Marine Le Pen et Jordan Bardella ont tenu vendredi 12 juin un séminaire à huis clos hors de Paris pour caler le plan de campagne et tenter d'accorder leurs lignes, notamment sur la retraite. Le Pen vise un retour à 62 ans, voire 60, avec 40 à 42 annuités, là où Bardella privilégie une logique de durée de cotisation. Sur le plan judiciaire, et dans le strict respect de la présomption d'innocence, la cour d'appel de Paris rend sa décision le 7 juillet 2026 dans l'affaire des assistants parlementaires : condamnée en première instance pour détournement de fonds publics, assortie d'une inéligibilité, Marine Le Pen est en attente de l'arrêt d'appel, Jordan Bardella étant présenté comme l'option de repli.

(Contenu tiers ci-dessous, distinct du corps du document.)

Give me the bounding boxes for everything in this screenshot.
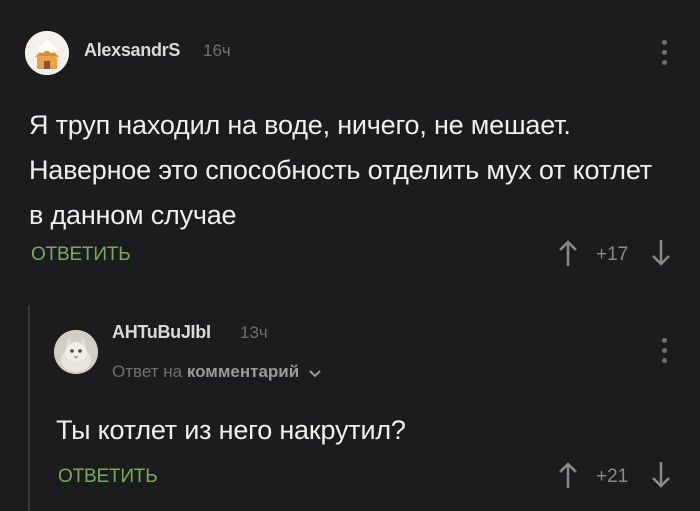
more-vertical-icon[interactable] [655,38,673,68]
comment-text: Я труп находил на воде, ничего, не мешае… [29,110,652,230]
arrow-down-icon[interactable] [650,238,672,268]
comments-thread: AlexsandrS 16ч Я труп находил на воде, н… [0,0,700,511]
thread-line[interactable] [28,305,30,511]
comment-author[interactable]: AlexsandrS [84,40,180,61]
arrow-down-icon[interactable] [650,460,672,490]
reply-button[interactable]: ОТВЕТИТЬ [58,466,158,488]
avatar[interactable] [54,330,98,374]
reply-button[interactable]: ОТВЕТИТЬ [31,244,131,266]
avatar-image [54,330,98,374]
comment-text: Ты котлет из него накрутил? [56,415,406,445]
comment-score: +21 [596,466,629,487]
avatar[interactable] [25,31,69,75]
arrow-up-icon[interactable] [557,460,579,490]
reply-to-target[interactable]: комментарий [187,362,299,381]
comment-author[interactable]: AHTuBuJIbI [112,322,211,343]
comment-time: 13ч [240,323,268,342]
comment-time: 16ч [203,41,231,60]
reply-to-prefix: Ответ на [112,362,183,381]
arrow-up-icon[interactable] [557,238,579,268]
chevron-down-icon[interactable] [308,366,322,380]
comment-score: +17 [596,244,629,265]
avatar-image [25,31,69,75]
more-vertical-icon[interactable] [655,336,673,366]
reply-to-link[interactable]: Ответ на комментарий [112,362,322,382]
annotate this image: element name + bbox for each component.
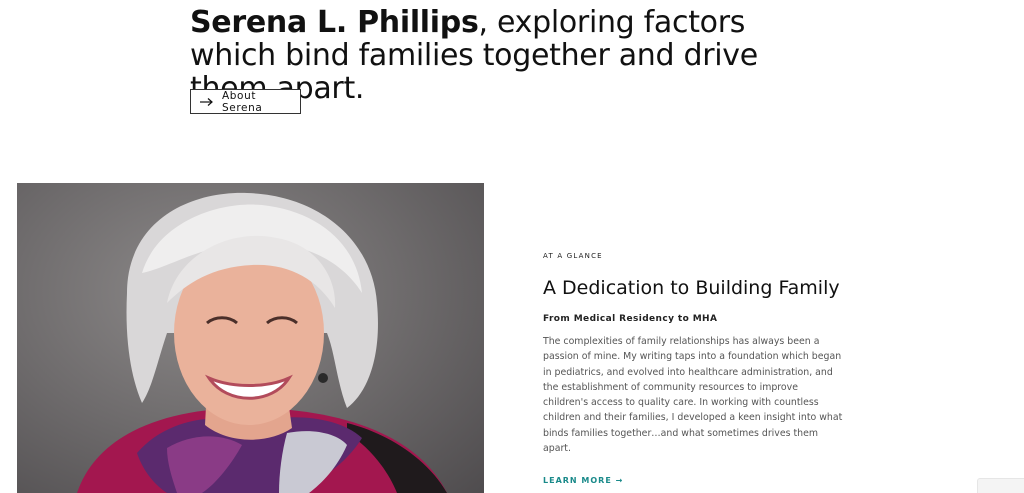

« l'âge de départ ne veut rien dire »
Le huis clos est en soi un acte de communication : ne rien dévoiler du contenu maintient le mystère et prive les adversaires de prise, tout en signalant le sérieux d'un parti qui prépare. Le maintien d'une double lecture, Le Pen tête d'affiche et Bardella option de repli, n'est pas une faiblesse subie mais un dispositif qui occupe l'espace dans les deux hypothèses, sous la contrainte de l'échéance judiciaire du 7 juillet. Préparer la transition avant le verdict est une préemption : la relève est rendue crédible avant d'être éventuellement nécessaire. La recherche d'une ligne commune sur les retraites, où les deux dirigeants divergent encore, montre que l'unité affichée est un chantier, pas un acquis.
Le silence organisé peut valoir message : il protège la préparation et entretient l'attente. Maintenir deux options de tête crédibles permet d'occuper le terrain quel que soit le scénario, à condition de tenir une ligne commune sur le fond, faute de quoi l'ambiguïté se paie en incohérence.